Le he dejado bien claro que traigo la cartera bullendo de billetes, aunque tal vez también
quiera saber que mi cuenta bancaria luce aún más robusta y saludable: está usted
atendiendo a un desequilibrado paradójicamente funcional, un enfermo apegado a la buena
vida. Y ya que hablamos de eso, he de decirle que si yo fuera usted ya habría retapizado
este diván inmundo que en nada ayuda a la autoestima del paciente. ¿Se ha recostado en él,
últimamente? ¿Sabe lo que es tratar asuntos de por sí ásperos y espinosos en un mueble que
hiede a decadencia? Por no hablar del estado general del consultorio, que a gritos pide una
renovación total. Esas dos lamparitas, por ejemplo, están para llorar, y supongo que ya
bastante le lloran sus pacientes para que usted les saque lágrimas de más. O todavía peor,
para que cualquier tarde termine haciéndoles segunda: tan freudiano y tan chillón.

Mirémoslo con calma. El problema podría ser que usted, doctor, no tiene el capital
indispensable para invertir en tan urgentes mejorías, y eso querría decir que su futuro
depende íntegramente de nosotros, los desequilibrados que venimos a verlo. También
podría pasar, y esto es lo que yo creo, que usted tiene el dinero, pero le cuesta decidirse a
gastarlo, y ello me lleva a suponer que su querida madrecita le inculcó tanto el hábito del
ahorro que ahora es incapaz de distinguir entre inversión y derroche. ¿Qué se hace en estos
casos, doctor? No me lo diga; apúntelo. Acuérdese que mientras dure esta consulta mis
problemas y los suyos tenderán fatalmente a confundirse.

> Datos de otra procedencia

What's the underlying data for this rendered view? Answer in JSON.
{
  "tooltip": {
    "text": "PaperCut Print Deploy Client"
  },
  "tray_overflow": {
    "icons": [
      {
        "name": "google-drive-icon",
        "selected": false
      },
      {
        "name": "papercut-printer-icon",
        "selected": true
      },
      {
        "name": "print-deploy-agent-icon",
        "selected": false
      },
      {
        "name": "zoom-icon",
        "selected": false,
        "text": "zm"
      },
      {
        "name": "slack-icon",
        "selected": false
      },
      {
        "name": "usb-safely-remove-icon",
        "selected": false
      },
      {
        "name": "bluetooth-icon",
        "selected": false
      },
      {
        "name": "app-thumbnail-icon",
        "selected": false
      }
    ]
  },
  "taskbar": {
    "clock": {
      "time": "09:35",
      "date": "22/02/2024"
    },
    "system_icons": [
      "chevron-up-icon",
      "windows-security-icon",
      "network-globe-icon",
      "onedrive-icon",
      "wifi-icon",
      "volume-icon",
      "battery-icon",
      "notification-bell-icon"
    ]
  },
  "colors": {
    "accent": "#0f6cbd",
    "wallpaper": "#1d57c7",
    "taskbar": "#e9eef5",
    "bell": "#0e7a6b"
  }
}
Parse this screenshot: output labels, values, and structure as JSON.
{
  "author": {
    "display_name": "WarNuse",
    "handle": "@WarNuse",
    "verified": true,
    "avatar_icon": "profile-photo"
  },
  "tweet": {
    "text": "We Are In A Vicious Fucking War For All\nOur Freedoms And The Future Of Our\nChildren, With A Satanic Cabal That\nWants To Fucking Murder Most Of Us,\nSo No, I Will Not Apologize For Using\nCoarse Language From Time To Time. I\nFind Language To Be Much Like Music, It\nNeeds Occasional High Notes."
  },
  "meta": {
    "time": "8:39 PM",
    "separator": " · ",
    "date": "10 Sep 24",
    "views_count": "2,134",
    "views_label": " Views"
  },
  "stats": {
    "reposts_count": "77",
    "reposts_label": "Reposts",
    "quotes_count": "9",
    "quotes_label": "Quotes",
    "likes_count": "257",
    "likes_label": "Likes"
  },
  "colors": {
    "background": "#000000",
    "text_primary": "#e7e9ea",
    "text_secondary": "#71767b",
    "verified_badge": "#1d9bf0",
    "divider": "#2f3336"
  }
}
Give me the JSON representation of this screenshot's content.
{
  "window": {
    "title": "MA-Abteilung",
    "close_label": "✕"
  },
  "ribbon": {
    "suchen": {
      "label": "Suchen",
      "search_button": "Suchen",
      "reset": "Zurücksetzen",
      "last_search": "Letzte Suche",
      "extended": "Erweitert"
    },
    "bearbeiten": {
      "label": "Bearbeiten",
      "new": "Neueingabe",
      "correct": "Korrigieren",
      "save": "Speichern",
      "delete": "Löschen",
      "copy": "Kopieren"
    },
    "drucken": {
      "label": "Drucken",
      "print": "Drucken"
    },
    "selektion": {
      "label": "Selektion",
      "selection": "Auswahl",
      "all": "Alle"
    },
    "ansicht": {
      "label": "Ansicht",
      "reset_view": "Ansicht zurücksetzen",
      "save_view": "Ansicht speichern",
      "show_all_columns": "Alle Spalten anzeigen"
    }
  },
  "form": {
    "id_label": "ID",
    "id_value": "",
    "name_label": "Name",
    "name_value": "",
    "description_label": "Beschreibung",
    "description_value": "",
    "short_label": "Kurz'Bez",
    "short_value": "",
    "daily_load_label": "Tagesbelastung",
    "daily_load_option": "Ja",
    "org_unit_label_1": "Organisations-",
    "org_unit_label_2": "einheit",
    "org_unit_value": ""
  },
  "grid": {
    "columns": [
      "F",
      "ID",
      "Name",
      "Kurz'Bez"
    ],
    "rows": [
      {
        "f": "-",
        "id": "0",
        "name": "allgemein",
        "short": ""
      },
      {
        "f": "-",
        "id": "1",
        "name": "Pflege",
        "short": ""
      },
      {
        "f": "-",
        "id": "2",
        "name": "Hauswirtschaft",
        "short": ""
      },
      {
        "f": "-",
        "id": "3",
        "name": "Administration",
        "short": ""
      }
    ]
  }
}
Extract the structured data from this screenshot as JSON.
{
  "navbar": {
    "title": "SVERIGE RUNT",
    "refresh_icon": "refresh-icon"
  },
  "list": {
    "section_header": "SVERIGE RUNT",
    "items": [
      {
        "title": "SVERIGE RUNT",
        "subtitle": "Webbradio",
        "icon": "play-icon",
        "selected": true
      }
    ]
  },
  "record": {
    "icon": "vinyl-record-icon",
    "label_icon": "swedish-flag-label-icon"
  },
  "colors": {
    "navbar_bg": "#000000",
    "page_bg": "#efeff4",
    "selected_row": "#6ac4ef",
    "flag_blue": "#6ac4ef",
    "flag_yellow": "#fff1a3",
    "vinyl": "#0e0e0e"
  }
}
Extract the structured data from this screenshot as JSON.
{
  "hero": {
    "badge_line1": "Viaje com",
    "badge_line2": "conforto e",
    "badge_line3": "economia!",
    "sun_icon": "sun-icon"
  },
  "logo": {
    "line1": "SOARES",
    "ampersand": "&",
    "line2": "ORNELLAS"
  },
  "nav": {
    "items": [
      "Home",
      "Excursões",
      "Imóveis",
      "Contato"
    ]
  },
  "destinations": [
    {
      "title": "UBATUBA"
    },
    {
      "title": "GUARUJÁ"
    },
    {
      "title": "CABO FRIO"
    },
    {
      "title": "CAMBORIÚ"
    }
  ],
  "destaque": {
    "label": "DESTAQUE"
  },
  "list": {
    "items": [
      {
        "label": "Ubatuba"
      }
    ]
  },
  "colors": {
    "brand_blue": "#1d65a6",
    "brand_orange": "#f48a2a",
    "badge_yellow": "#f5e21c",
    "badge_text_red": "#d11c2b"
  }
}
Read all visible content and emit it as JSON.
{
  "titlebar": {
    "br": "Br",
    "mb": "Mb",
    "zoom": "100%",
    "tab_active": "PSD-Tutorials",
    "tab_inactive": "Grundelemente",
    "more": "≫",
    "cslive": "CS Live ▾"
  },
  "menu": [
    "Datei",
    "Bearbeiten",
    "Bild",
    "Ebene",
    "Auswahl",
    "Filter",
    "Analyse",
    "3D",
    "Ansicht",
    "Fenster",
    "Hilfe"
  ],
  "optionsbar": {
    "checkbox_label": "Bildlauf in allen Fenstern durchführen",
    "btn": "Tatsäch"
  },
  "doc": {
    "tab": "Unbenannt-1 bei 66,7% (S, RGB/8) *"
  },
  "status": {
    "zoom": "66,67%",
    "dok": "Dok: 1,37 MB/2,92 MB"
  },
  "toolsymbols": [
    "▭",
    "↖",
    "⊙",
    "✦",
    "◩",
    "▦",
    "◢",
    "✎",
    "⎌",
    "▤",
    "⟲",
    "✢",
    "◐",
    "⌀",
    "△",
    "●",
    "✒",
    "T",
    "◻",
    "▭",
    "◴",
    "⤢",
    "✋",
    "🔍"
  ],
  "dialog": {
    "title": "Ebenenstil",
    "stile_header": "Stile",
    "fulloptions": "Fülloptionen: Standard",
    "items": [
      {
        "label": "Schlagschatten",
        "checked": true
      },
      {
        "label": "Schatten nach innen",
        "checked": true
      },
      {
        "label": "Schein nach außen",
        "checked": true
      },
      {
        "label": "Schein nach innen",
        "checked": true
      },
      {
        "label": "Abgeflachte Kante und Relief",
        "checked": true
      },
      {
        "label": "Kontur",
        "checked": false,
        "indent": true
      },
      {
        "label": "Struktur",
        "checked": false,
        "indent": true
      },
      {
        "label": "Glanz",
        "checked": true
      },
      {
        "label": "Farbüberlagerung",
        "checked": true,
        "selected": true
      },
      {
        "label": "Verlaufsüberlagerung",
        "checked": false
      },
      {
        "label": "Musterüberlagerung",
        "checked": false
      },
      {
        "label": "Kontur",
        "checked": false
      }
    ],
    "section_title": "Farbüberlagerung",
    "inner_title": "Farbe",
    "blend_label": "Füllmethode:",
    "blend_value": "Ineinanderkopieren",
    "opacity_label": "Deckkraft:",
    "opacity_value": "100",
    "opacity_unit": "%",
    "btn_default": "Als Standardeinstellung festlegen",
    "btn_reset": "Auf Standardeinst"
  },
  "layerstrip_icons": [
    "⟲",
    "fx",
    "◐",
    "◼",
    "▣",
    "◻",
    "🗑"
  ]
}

No dudo que a esta hora tenga suficientes elementos para concluir que soy un caso grave, y
por lo tanto necesito de tratamiento intensivo. Es decir, que por no sé cuántos años debo
venir a visitarlo y escuchar sus sesudas ocurrencias. Lo cual eventualmente me llevaría a
transferir una cierta porción de mi cuenta bancaria hacia la suya, sin que por ello mejorara
la autoestima de mi pobre madre, que año con año seguiría culpándose por haber educado a
un coleccionista de traumas.

De modo que volvemos al principio: si yo accediera a hablarle de mi madre, lo probable


sería que usted se empeñara en hallar una solución a mi problema, pero lo único seguro es
que resolvería sólo el suyo. Por el contrario, desde que comencé a expresarme sobre su
madre, me he sentido tan bien que de pronto me cuesta comprender qué estoy haciendo
aquí. Creo que su señora madre tiene mucha razón: es usted digno del mayor prestigio, aun
con esos problemillas apremiantes. Y ahora, si no le importa, me retiro. Espero me disculpe
por no quedarme a oír sus atinados comentarios, pero creo que será más que suficiente con
pagarle completa la consulta. Una vez más, perdone que me vaya, pero no sabe cuánto me
desespera escuchar la opinión de gente con problemas. Qué quiere que le diga, me deprimo.